There will be three elements to the trials, designed to offer ‘new pricing, simpler routes to give customers clearer choices, and the removal of unnecessary and unwanted fares from the system’:
- Changing rules on valid routes between London and Sheffield which ‘date back to when the direct service was much less frequent and journeys often needed a change of train via a longer route’. RDG said the current rules mean ‘tickets are required to be available which are not in step with actual options available now.’
- Arriva franchisee CrossCountry is to test ‘best value end-to-end through fares’ for journeys involve a change of trains, combining the cheapest fare for each leg of the journey. RDG said national rules currently require operators to set a through fare ‘even where there are cheaper deals’, and operators want to remove such ‘obsolete’ fares ‘which in many cases nobody buys’.
- Single-leg rather than return journey pricing will be tested on the London – Glasgow and London – Edinburgh routes. The government-regulated off-peak fare is a return fare, and RDG said ‘customers are often left to calculate whether two single tickets are cheaper’.
The trials aim to establish the regulatory changes which would be needed to remove ‘decades-old’ rules which RDG said were ‘originally intended to protect customers but introduced before the internet and online booking’. It claims that these have ‘prevented train companies from being more flexible in offering tickets that customers want’.
RDG has also set out a 10-point plan for improving ticket vending machines, which is to be implemented this year. The aim is to get rid of jargon such as ‘any permitted route’ and ‘London Terminals’, tell customers when a TVM will start to sell cheaper off-peak tickets, and to make clear what types of tickets TVMs do and do not sell.
‘We know customers can find it hard to get the right ticket for their journey due to complex rules and regulations built up by governments over decades’, said Jacqueline Starr, RDG Managing Director of Customer Experience. ‘There are more than 16 million different train fares, many of which nobody buys. This also makes it more difficult to give passengers the right, simple options on ticket machines.’

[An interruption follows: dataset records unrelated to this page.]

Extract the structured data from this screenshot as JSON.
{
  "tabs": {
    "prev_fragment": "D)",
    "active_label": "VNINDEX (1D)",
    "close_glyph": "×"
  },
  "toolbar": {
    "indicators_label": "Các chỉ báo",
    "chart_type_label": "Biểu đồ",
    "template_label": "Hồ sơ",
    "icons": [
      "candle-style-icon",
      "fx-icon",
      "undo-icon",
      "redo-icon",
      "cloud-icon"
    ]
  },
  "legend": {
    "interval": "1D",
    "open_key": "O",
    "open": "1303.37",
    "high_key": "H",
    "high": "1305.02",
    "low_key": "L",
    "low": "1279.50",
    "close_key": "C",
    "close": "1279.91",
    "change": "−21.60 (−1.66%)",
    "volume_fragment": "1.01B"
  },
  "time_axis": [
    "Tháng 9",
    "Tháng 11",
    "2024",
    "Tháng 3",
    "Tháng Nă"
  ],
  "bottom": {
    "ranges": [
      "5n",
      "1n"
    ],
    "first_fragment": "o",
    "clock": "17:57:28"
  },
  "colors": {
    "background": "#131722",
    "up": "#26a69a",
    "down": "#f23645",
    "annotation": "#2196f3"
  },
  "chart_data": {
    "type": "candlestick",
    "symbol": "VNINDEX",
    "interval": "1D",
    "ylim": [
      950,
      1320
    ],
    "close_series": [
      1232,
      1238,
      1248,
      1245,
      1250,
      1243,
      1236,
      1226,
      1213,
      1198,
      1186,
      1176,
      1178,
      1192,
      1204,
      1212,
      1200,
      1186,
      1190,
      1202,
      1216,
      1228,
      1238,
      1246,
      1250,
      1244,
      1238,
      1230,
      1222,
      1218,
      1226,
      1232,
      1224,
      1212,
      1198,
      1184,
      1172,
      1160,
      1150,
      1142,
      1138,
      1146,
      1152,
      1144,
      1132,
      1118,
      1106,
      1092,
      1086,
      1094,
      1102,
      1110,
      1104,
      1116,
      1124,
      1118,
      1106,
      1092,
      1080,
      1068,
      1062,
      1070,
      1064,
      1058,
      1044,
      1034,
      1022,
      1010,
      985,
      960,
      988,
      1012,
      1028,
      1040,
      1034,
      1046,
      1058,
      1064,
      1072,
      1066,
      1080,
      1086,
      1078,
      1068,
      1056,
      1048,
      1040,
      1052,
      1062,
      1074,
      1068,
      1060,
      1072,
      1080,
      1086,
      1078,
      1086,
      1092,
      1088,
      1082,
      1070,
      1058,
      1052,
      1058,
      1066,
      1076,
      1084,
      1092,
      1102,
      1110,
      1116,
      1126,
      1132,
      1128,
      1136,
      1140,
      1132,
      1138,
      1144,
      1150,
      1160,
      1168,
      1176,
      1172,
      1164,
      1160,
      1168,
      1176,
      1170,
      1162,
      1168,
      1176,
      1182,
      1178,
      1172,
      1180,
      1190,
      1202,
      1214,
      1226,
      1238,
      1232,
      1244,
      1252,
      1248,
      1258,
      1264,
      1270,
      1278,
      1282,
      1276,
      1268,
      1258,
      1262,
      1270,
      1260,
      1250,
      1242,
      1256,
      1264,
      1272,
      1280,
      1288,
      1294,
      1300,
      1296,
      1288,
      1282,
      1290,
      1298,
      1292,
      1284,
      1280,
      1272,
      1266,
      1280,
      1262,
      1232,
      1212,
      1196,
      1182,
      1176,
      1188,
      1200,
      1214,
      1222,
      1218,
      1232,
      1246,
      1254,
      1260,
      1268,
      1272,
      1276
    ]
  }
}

Responding to RDG’s announcement, Vickie Sheriff of consumer organisation Which? said passengers would ‘expect big changes to make fares and the ticketing system easier to understand’. Russell Goodenough, Client Managing Director for Transport at Fujitsu UK & Ireland, said simplifying the fares structure would ‘help enable the next generation of digital services that will improve the passenger experience, including smart and account based ticketing’.